ローマ 城壁外の聖パウロ大聖堂
ローマは古代ローマ帝国時代、重厚な城壁で囲まれていた。その城壁の外に聖パウロへ献堂した大聖堂が4世紀に築かれた。聖パウロは、斬首の刑で殉教した後、現在大聖堂が立つ位置に葬られた。城壁外にあることから「城壁外の聖パウロ大聖堂(San Pulo fuori les mura)」と呼ばれている。
近年、ローマ市内から城壁外の聖パウロ大聖堂へ地下鉄が通り、行きやすくなった。地下鉄B線でテルミニ駅、コロッセロなどの観光名所からも10分、15分。聖パウロは大聖堂から約3キロメートル南のトレ・フォンタネ(Tre Fontane=三つの泉)で西暦67年頃に斬首の刑に処された後、現在城壁外の聖パウロ大聖堂が立つ場所で埋葬されたとされる。
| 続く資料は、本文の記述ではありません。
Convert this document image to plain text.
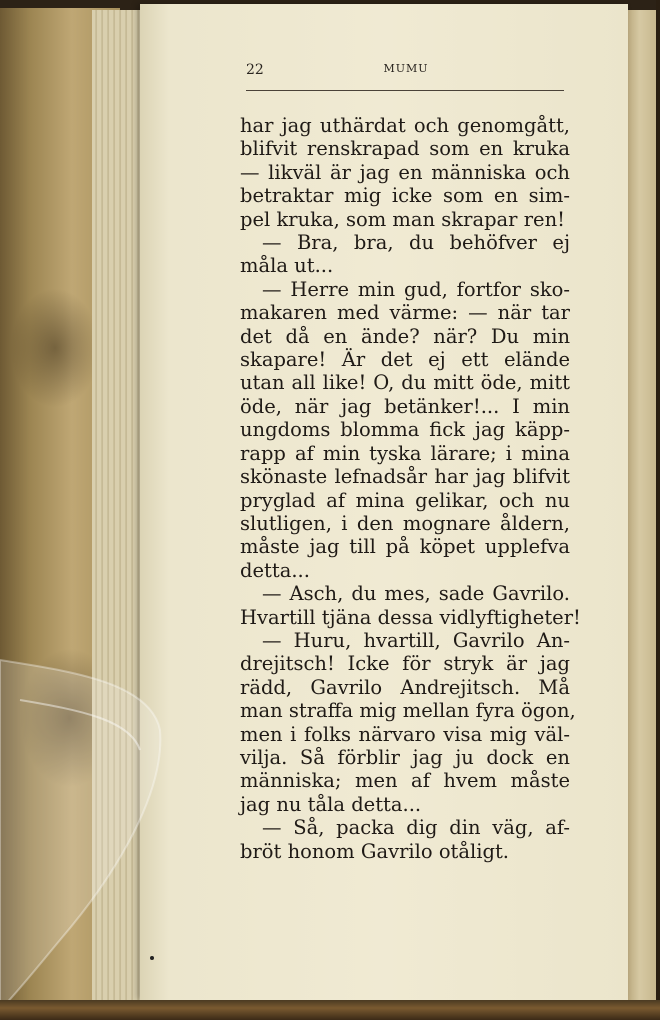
22	MUMU
har jag uthärdat och genomgått,
blifvit renskrapad som en kruka
— likväl är jag en människa och
betraktar mig icke som en sim-
pel kruka, som man skrapar ren!
— Bra, bra, du behöfver ej
måla ut...
— Herre min gud, fortfor sko-
makaren med värme: — när tar
det då en ände? när? Du min
skapare! Är det ej ett elände
utan all like! O, du mitt öde, mitt
öde, när jag betänker!... I min
ungdoms blomma fick jag käpp-
rapp af min tyska lärare; i mina
skönaste lefnadsår har jag blifvit
pryglad af mina gelikar, och nu
slutligen, i den mognare åldern,
måste jag till på köpet upplefva
detta...
— Asch, du mes, sade Gavrilo.
Hvartill tjäna dessa vidlyftigheter!
— Huru, hvartill, Gavrilo An-
drejitsch! Icke för stryk är jag
rädd, Gavrilo Andrejitsch. Må
man straffa mig mellan fyra ögon,
men i folks närvaro visa mig väl-
vilja. Så förblir jag ju dock en
människa; men af hvem måste
jag nu tåla detta...
— Så, packa dig din väg, af-
bröt honom Gavrilo otåligt.
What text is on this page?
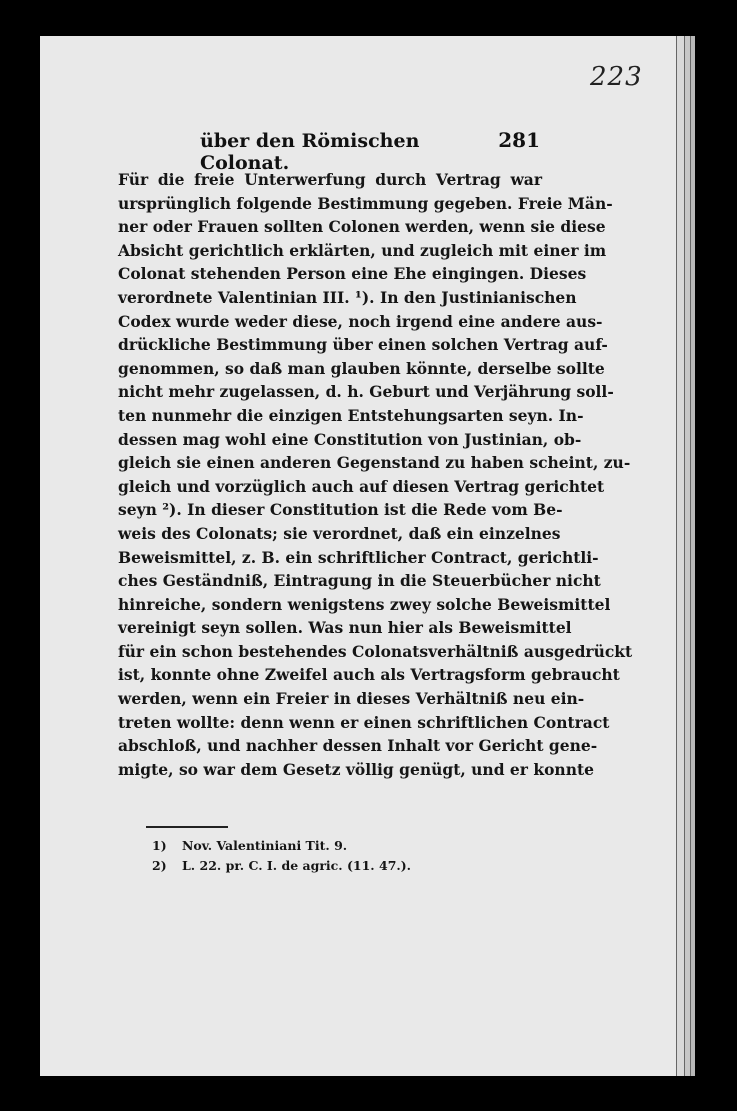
223
über den Römischen Colonat.
281
Für die freie Unterwerfung durch Vertrag war
ursprünglich folgende Bestimmung gegeben. Freie Män-
ner oder Frauen sollten Colonen werden, wenn sie diese
Absicht gerichtlich erklärten, und zugleich mit einer im
Colonat stehenden Person eine Ehe eingingen. Dieses
verordnete Valentinian III. ¹). In den Justinianischen
Codex wurde weder diese, noch irgend eine andere aus-
drückliche Bestimmung über einen solchen Vertrag auf-
genommen, so daß man glauben könnte, derselbe sollte
nicht mehr zugelassen, d. h. Geburt und Verjährung soll-
ten nunmehr die einzigen Entstehungsarten seyn. In-
dessen mag wohl eine Constitution von Justinian, ob-
gleich sie einen anderen Gegenstand zu haben scheint, zu-
gleich und vorzüglich auch auf diesen Vertrag gerichtet
seyn ²). In dieser Constitution ist die Rede vom Be-
weis des Colonats; sie verordnet, daß ein einzelnes
Beweismittel, z. B. ein schriftlicher Contract, gerichtli-
ches Geständniß, Eintragung in die Steuerbücher nicht
hinreiche, sondern wenigstens zwey solche Beweismittel
vereinigt seyn sollen. Was nun hier als Beweismittel
für ein schon bestehendes Colonatsverhältniß ausgedrückt
ist, konnte ohne Zweifel auch als Vertragsform gebraucht
werden, wenn ein Freier in dieses Verhältniß neu ein-
treten wollte: denn wenn er einen schriftlichen Contract
abschloß, und nachher dessen Inhalt vor Gericht gene-
migte, so war dem Gesetz völlig genügt, und er konnte
1) Nov. Valentiniani Tit. 9.
2) L. 22. pr. C. I. de agric. (11. 47.).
古代ローマ帝国時代、大聖堂が立つ地域はテヴェレ河の港湾地帯で、周辺は地下墓地ともなっていた。聖パウロの遺骸は貴婦人ルキーナ(Lucina)によってその墓地に葬られていた。そこは程なくして秘密裡に信者たちの巡礼地になっていった。
4世紀にキリスト教を公認したコンスタンティヌス大帝は、聖パウロの記念聖堂を建てた。324年、教皇シルベスター一世により祝別された。4世紀末の3人の皇帝により大規模な教会が築かれたが、1823年の火災によりほぼ焼失してしまった。1825年、教皇レオ十二世が再建を呼びかけ、サルディニア王、フランス国王、オランダ君主なども多額の寄付をして再建工事が始まり、1854年、教皇ピウス九世により大聖堂が祝別された。
主祭壇の前に聖ペテロの鎖が顕示され、信者たちは階段を下りて、間近で祈りを捧げることができる。